You'd think having a brother nifty enough to get the nickname "the Magnificent" would send Giuliano de Medici into a tailspin of mediocrity. But no, he had to go and co-rule Florence in the late fifteenth century with said brother. Unfortunately, members of the Pazzi and Salviati families butted heads with the Medici rulers of Florence over that most Italian Renaissance of issues: capitalism.

The Pazzi, a banking family had helped the very anti-Medici Pope Sixtus IV purchase some land that Lorenzo and Giuliano had their eye on, thus gaining the financial favors of the pope. Francesco Salviati, having helped with this whole pull-the-wool-dyeing-business-over-Medici-eyes scheme, also got himself named archbishop of Pisa for his efforts. To make a long and complicated story short and oversimplified, after suffering Lorenzo's disapproval one too many times, the Pazzi and Salviati decided to engineer what may be one of the ballsiest assassinations in all of history: have the Medici brothers stabbed to death in front of thousands of people during High Mass at the Duomo, the great cathedral of Florence.

Poor Giuliano bled out on the floor of the church while everyone watched (or fled in fear, more likely), but Lorenzo escaped and actually went on to attempt to defuse the situation, trying to save the lives of Pazzi and Salviati family members and allies. Unfortunately, Salviati was hanged to death at the Palazzo Vecchio, Pazzi family members were murdered by an angry mob, and Pazzi and Salviati family members were in general assaulted and defaced whether or not they had anything to do with the conspiracy... and, as you may have been able to guess, "or not" was the norm.
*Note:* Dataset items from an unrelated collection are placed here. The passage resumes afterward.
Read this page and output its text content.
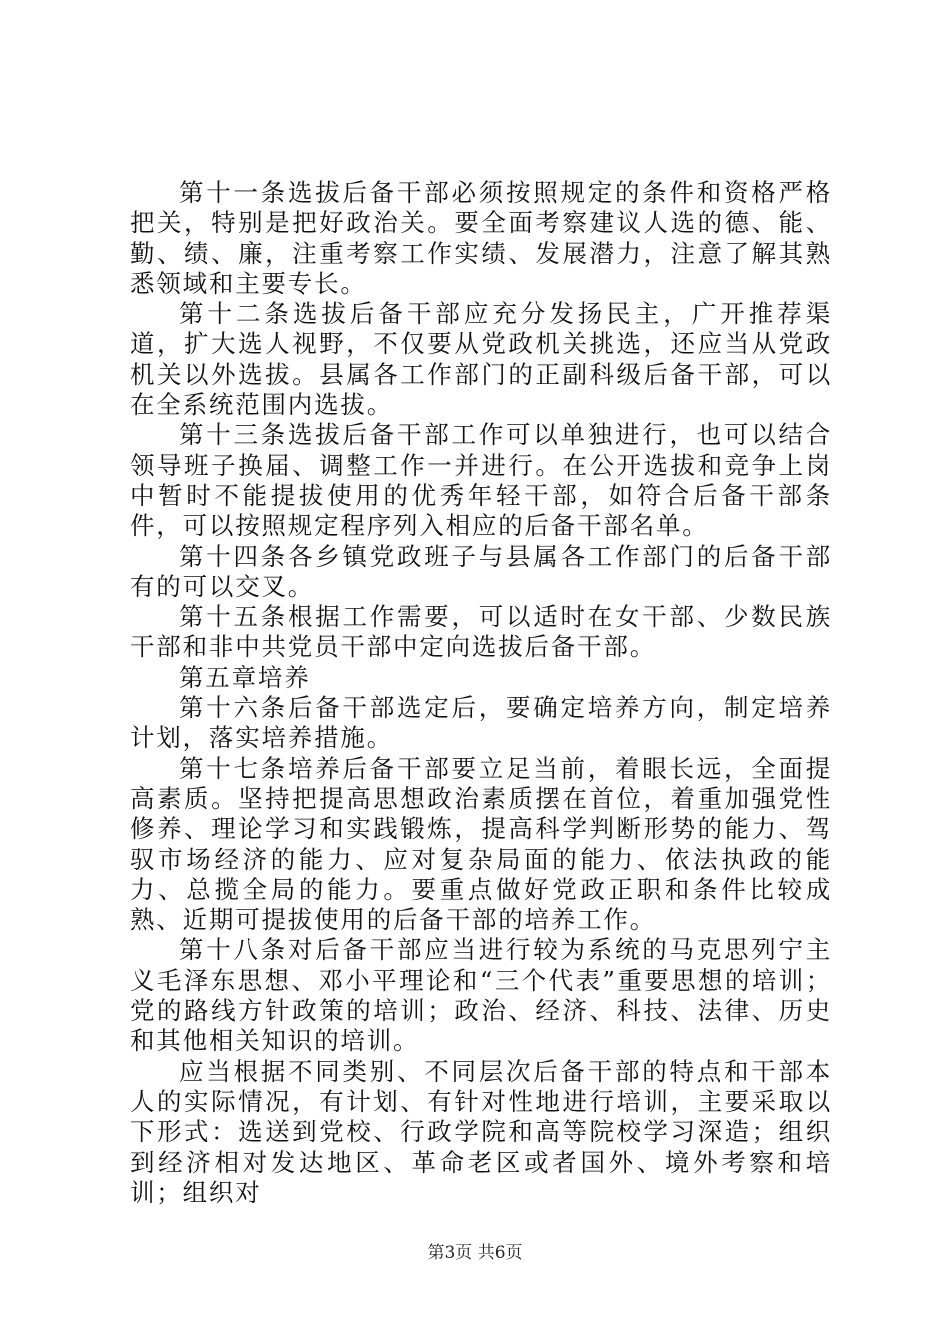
第十一条选拔后备干部必须按照规定的条件和资格严格把关，特别是把好政治关。要全面考察建议人选的德、能、勤、绩、廉，注重考察工作实绩、发展潜力，注意了解其熟悉领域和主要专长。

第十二条选拔后备干部应充分发扬民主，广开推荐渠道，扩大选人视野，不仅要从党政机关挑选，还应当从党政机关以外选拔。县属各工作部门的正副科级后备干部，可以在全系统范围内选拔。

第十三条选拔后备干部工作可以单独进行，也可以结合领导班子换届、调整工作一并进行。在公开选拔和竞争上岗中暂时不能提拔使用的优秀年轻干部，如符合后备干部条件，可以按照规定程序列入相应的后备干部名单。

第十四条各乡镇党政班子与县属各工作部门的后备干部有的可以交叉。

第十五条根据工作需要，可以适时在女干部、少数民族干部和非中共党员干部中定向选拔后备干部。

第五章培养

第十六条后备干部选定后，要确定培养方向，制定培养计划，落实培养措施。

第十七条培养后备干部要立足当前，着眼长远，全面提高素质。坚持把提高思想政治素质摆在首位，着重加强党性修养、理论学习和实践锻炼，提高科学判断形势的能力、驾驭市场经济的能力、应对复杂局面的能力、依法执政的能力、总揽全局的能力。要重点做好党政正职和条件比较成熟、近期可提拔使用的后备干部的培养工作。

第十八条对后备干部应当进行较为系统的马克思列宁主义毛泽东思想、邓小平理论和“三个代表”重要思想的培训；党的路线方针政策的培训；政治、经济、科技、法律、历史和其他相关知识的培训。

应当根据不同类别、不同层次后备干部的特点和干部本人的实际情况，有计划、有针对性地进行培训，主要采取以下形式：选送到党校、行政学院和高等院校学习深造；组织到经济相对发达地区、革命老区或者国外、境外考察和培训；组织对

第3页 共6页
As a last resort, Lorenzo turned himself over to the Neopolitan king Don Ferrante, prostrating himself in captivity for a few months until the king was convinced to help him calm Sixtus down. Lorenzo went on to die quietly in 1492, conveniently avoiding the climax of the whole Savonarola blowup that started during his reign. And even though Giuliano lost his life, his bastard son went on to become a pope. Ah, Italy!

Now, to move to the Iberian peninsula:

This is what happens when you make a sauce of nutmeg, black pepper, and the most delicious cheese ever to be wrapped in sycamore leaves, queso azul de Valdeon...

...add liberal amounts of fresh red grapes, sliced roasted garlic, and flat-leaf parsley...

...and toss a pound of pasta with the whole shebang, then top it with crunchy walnuts and a few more sprigs of parsley for good measure.

This is delicious and delightfully simple. If you can get ahold of the aforementioned cheese, or any other particularly earthy and pungent blue, make this.

*Recipe adapted from Good Housekeeping: Baking and One Perfect Bite. I actually made two batches of this because the first refused to peel off the parchment paper, no matter what I tried. The next batch I baked on lightly greased cookie sheets, which worked like a charm. And those first cookies? Andy ate them, paper and all. The results were surprisingly indigestion-free.